Board of Directors:The association is managed by a board of 6 members, elected for 3 years by the Ordinary General Meeting among members of the National Societies, with 2 members for each National Society. These members can be re-elected. The Board of Directors chooses among its members, by secret ballot, an executive board including 4 members:a) A president, b) Two vice-presidents, c) A secretary The Executive Board can also require the help of 2 association members as treasurer and assistant secretary, elected for 3 years by the Ordinary General Meeting. These members can take part in board meetings but are not entitled to vote. In case of vacancy, the Board of Directors temporarily provides for member replacement. The final replacement is made at the next Ordinary General Meeting. The power of temporary members thus ends at the time when the replaced member’s mandate was to end.The Board is renewed in full every 3 years.

ARTICLE 10

Board meetings:The Board of Directors meets at least once a year, and every time it is summoned by its president or on request by a quarter of its members. At least one third of the Board of Directors must be present to validate decisions.Decisions are taken by a majority of votes; in case of split decision, the president has a casting vote. Any member of the board having missed 3 consecutive meetings without an excuse will be considered as having resigned. Legal age is mandatory to be a member of the Board.

ARTICLE 11

Ordinary General Meeting: The Ordinary General Meeting includes all members of the association whatever their status. The General Assembly meets once a year.Fifteen days before the set date, the secretary summons all members of the association. The agenda of the meeting is indicated on the summons.The President, assisted by board members, chairs the assembly and sets out the moral situation of the association.The Treasurer reports on his or her management of the finances of the association and submits the accounting documents to the approval of the OGM participants.Once all the points on the agenda have been reviewed, the outgoing members are replaced by a secret ballot vote. Only questions listed in the Ordinary General Meeting agenda can be addressed. The Ordinary General Meeting deliberations must be validated by a simple majority vote.
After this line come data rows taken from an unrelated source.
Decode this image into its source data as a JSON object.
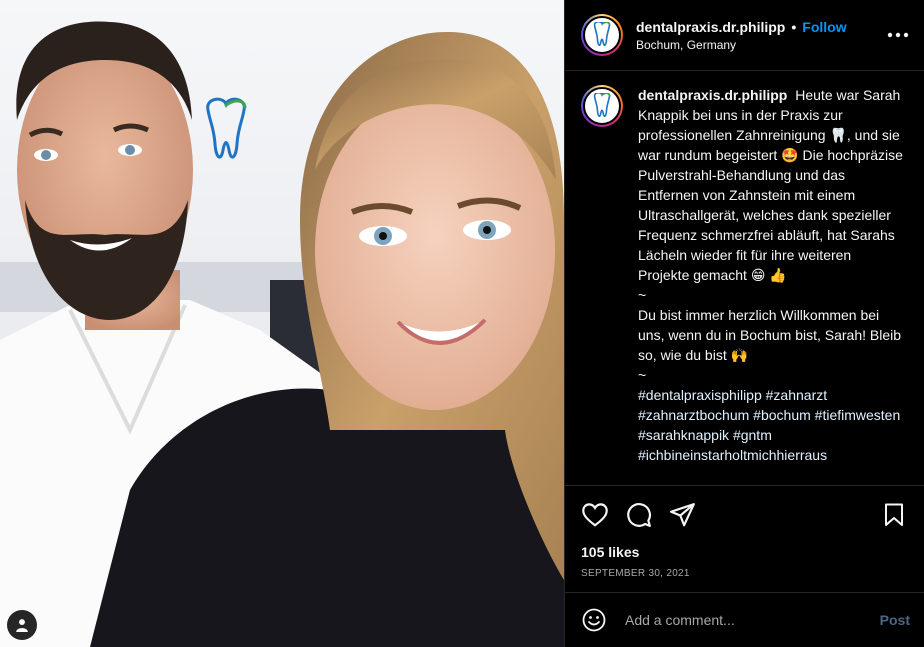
{
  "post": {
    "username": "dentalpraxis.dr.philipp",
    "dot": "•",
    "follow_label": "Follow",
    "location": "Bochum, Germany",
    "caption": "Heute war Sarah Knappik bei uns in der Praxis zur professionellen Zahnreinigung 🦷, und sie war rundum begeistert 🤩 Die hochpräzise Pulverstrahl-Behandlung und das Entfernen von Zahnstein mit einem Ultraschallgerät, welches dank spezieller Frequenz schmerzfrei abläuft, hat Sarahs Lächeln wieder fit für ihre weiteren Projekte gemacht 😁 👍\n~\nDu bist immer herzlich Willkommen bei uns, wenn du in Bochum bist, Sarah! Bleib so, wie du bist 🙌\n~",
    "hashtags": "#dentalpraxisphilipp #zahnarzt #zahnarztbochum #bochum #tiefimwesten #sarahknappik #gntm #ichbineinstarholtmichhierraus",
    "likes": "105 likes",
    "date": "SEPTEMBER 30, 2021"
  },
  "icons": {
    "like": "heart-icon",
    "comment": "comment-icon",
    "share": "paper-plane-icon",
    "save": "bookmark-icon",
    "more": "more-horizontal-icon",
    "emoji": "emoji-icon",
    "tagged": "user-tag-icon"
  },
  "comment_box": {
    "placeholder": "Add a comment...",
    "post_label": "Post"
  },
  "colors": {
    "accent": "#0095f6",
    "background": "#000000",
    "post_disabled": "#4a6787"
  }
}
Members absent for the Ordinary General Meeting may give mandate to another member of the association to vote for them; only one mandate is allowed per member.

ARTICLE 12

Extraordinary General Meeting:As the need may arise, or on request of half of the registered members plus one, the president may summon an Extraordinary General Meeting, pursuant to directions provided for in article 10.

RTICLE 13

Internal regulations:Internal regulations may be prepared by the Board of Directors and adopted by the Ordinary General Meeting.These internal regulations are used to settle various points not mentioned in the statutes, especially those concerning the inner administration of the association.

ARTICLE 14

Dissolution:In case of dissolution required by at least two thirds of the members present at the Ordinary General Meeting, one or several liquidators are appointed by the said OGM and as the need may arise, the assets are devolved in line with the Law of July 1, 1901 article 9 and the Decree of August 10, 1901.